Kenya habour some of the continent’s most spectacular landscapes and wildlife. Its extraordinary biodiversity is inextricably linked to its diverse and complex landscape.Habitats range from coastal beaches,reefs and creeks,through deserts,arid and semi-arid country ,a great range of bush,grassland and woodland,lowland to montane forest, and extensive freshwater and alkaline lake system.
It has a bird list of nearly 1134 species,nearly twice the total for Europe,and well over the total for the whole of North America. This in itself is sufficient incentive for any birdwatcher to come to Kenya.The fact that any birder taking a three weeks birding trip across the country can easily pocket over 700 species is a reminder of the incredible birding possibility in this country. In Kenya, you don’t need to go far to see a lot and many sites with quality habitat which are easily accessible. All you need is to know where to visit,stay focused,and you can see literally see hundred of species.We have the second-largest collection of birds on the planet.

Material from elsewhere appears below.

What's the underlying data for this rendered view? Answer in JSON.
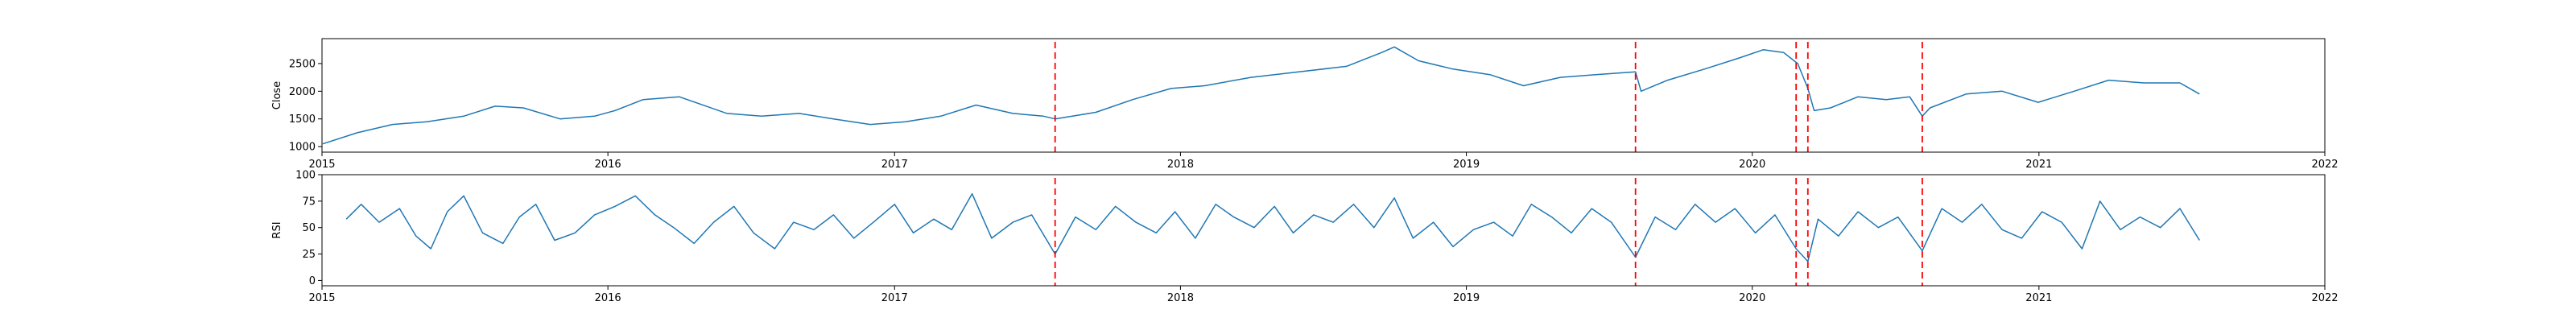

Going by the second edition of Bird of East Africa by Terry Stevenson and John Fanshawe, Kenya has eleven endemic species .They are William’s Lark,Sharpe’s Longclaw,Aberdare Cisticola,Tana River Cisticola,Kulal White-eye,Taita White-eye,Kikuyu White-eye,Taita Thrush,Taita Apalis,Hinde’s Babbler and lastly Clarke’s Weaver.The East Africa region in general is an extraordinary centre of endemism with over 71 species only found in this part of the world.Among the areas with rich endemic profile are the Eastern Arc Mountains of South Kenya and Tanzania,the East African Coastal Region and the reknown Albertine Rift region .
Lastly, Kenya has over 67 Important Bird Areas (IBA’s) most of them with well developed infrastructure to enable enjoyable birding experience.Network of hotels,lodges and campsites exist, and highly qualified ecotourist guide,many of them skilled birders are available.Specialist bird tour companies offer tours that visit many of these IBA’s,with itineraries designed to find hard to see species,including regional and national endemic.